'Complete fraud': Tanzania opposition rejects results of fraught election
The result of presidential elections cannot be contested in Tanzania, though the parliamentary outcome can be challenged.
Tanzania's main opposition presidential candidate has declared he would not recognise the election result as key seats fell to the ruling party in a vote he said was marred by irregularities.
Counting was taking place across Tanzania and its semi-autonomous archipelago Zanzibar – which also elects its own president and lawmakers and where early results showed the opposition losing seats in some traditional strongholds.
President John Magufuli, who is seeking a second term, has the lead in just over a dozen constituency results announced by the Tanzania election commission, out of 264.
His Chama Cha Mapinduzi (CCM) party has been in power since independence in 1961, but rights groups have decried a slide into autocracy over the past five years marked by the repression of the opposition.
The United States said “irregularities and the overwhelming margins of victory raise serious doubts about the credibility of the results announced today."

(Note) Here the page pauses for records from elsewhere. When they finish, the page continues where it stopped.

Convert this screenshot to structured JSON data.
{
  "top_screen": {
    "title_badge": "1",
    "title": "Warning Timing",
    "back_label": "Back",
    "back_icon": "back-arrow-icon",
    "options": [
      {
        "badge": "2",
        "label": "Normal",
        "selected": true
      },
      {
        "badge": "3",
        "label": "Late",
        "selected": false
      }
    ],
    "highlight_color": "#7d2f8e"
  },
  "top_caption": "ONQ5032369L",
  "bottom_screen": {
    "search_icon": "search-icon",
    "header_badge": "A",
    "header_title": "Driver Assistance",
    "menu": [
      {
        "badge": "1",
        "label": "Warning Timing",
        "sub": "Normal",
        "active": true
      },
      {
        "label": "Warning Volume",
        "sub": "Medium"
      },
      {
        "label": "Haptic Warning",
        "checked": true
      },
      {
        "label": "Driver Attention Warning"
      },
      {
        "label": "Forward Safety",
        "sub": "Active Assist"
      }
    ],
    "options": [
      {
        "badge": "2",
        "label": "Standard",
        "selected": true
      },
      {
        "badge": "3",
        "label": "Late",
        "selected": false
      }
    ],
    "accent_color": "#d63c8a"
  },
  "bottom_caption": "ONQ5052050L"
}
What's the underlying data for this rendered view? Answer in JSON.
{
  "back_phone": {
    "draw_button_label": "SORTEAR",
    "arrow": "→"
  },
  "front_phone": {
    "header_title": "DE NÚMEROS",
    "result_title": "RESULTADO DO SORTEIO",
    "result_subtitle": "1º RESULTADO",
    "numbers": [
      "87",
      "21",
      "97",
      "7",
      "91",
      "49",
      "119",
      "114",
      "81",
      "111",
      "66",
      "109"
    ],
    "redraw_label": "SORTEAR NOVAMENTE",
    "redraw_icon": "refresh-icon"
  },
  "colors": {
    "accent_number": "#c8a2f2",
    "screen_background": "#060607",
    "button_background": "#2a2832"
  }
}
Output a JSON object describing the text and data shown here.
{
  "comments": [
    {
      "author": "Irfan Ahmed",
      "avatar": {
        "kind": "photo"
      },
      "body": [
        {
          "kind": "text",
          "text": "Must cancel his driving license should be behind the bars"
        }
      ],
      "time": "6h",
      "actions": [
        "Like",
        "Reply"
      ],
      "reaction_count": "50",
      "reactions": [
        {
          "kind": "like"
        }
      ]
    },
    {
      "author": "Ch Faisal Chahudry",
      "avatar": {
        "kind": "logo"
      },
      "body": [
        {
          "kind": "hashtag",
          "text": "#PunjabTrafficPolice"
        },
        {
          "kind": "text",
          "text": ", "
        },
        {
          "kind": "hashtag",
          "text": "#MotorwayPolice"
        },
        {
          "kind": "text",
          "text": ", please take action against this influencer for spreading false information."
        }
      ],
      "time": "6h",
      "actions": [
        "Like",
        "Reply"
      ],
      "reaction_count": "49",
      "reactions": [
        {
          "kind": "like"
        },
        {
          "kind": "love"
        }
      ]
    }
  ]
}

It noted “credible allegations of significant election-related fraud and intimidation" as well as widespread blocking of social media, repeat voting and pre-filling of ballots.
READ MORE: Tanzania votes for president amid opposition fears of violence and fraud
'Complete fraud'
Magufuli's main challenger, the Chadema party candidate Tundu Lissu, declared the results trickling through "illegitimate" and urged his supporters to demonstrate peacefully while asking the international community not to recognise the outcome.
"Whatever happened yesterday was not an election, and thus we do not recognise it. We do not accept the result," Lissu told reporters in Dar es Salaam, saying opposition election monitors had been barred from entering polling stations and faced other interference.
"What is being presented to the world is a complete fraud. It is not an election."
The result of presidential elections cannot be contested in Tanzania, though the parliamentary outcome can be challenged.
Lissu, 52, returned to Tanzania in July after three years abroad recovering from 16 bullet wounds sustained in what he believes was a politically motivated assassination attempt.
His return reinvigorated an opposition demoralised by years of attacks, arrests and a ban on political rallies, with massive crowds seen throughout his campaign.
However several opposition MPs lost seats in long-held bastions, such as Chadema chairman and lawmaker Freeman Mbowe of Hai in the Kilimanjaro region.
READ MORE: Zanzibar opposition: Several killed on eve of tense Tanzania election
'Military exercise'
In volatile Zanzibar, opposition presidential candidate Seif Sharif Hamad was arrested along with top leaders of the ACT-Wazalendo party, after he called for protests against election results there.
The opposition said 10 people were killed in the runup to the vote, and Hamad decried the election as a "military exercise" overshadowed by violence and cheating.
"All the polling stations were surrounded by the military and armed forces," said Hamad, who has accused the ruling party of trying to steal every vote since multi-party democracy was introduced in 1995, and foreign observers have often agreed.
"People who came in to vote, some of them were given three, four ballot papers. When our party agents tried to ask why, they were thrown out," he said.
"If we don't get our rights through the ballot boxes then we have no choice but to demand this right through the streets."
As Hamad and party leaders left to the protest they called, police fired tear gas at the group before bundling them into their truck.
"Presidential candidate Maalim Seif Sharif Hamad has been arrested while going to lead peaceful demonstrations against election results," party official Salum Abdalla Bimani said.
Truckloads of police and soldiers who had been patrolling during the election fanned out across the capital Stone Town, causing streets to empty out.
The feared "zombie" private militia of the ruling party swarmed the city, clad in black and with bandannas covering their faces.
'Full authoritarianism'
The opposition and commentators had already voiced concern about the fairness of the election well ahead of polling.
"This year it was very different. There was lots of intimidation, violence, kidnapping. Two of our polling agents were kidnapped and very badly beaten," said Tanzanian political analyst Aikande Kwayu, who supports the opposition and was on the ground in Hai.
"We knew it wouldn't be free and fair, but nobody expected this," she said.
"I think we have moved from being a democracy to full authoritarianism. There will be no critical voice left. It is going to be a very difficult next five years."
Tanzania's electoral commission said Wednesday evening they had not received any complaints about incidents of ballot stuffing.
Tanzania's election, for which around 29 million people were registered to vote on the mainland and 560,000 in Zanzibar, took place largely without external monitors.
Most international media were unable to gain accreditation to cover voting on the mainland, and major social media networks were blocked, accessible only through virtual private networks.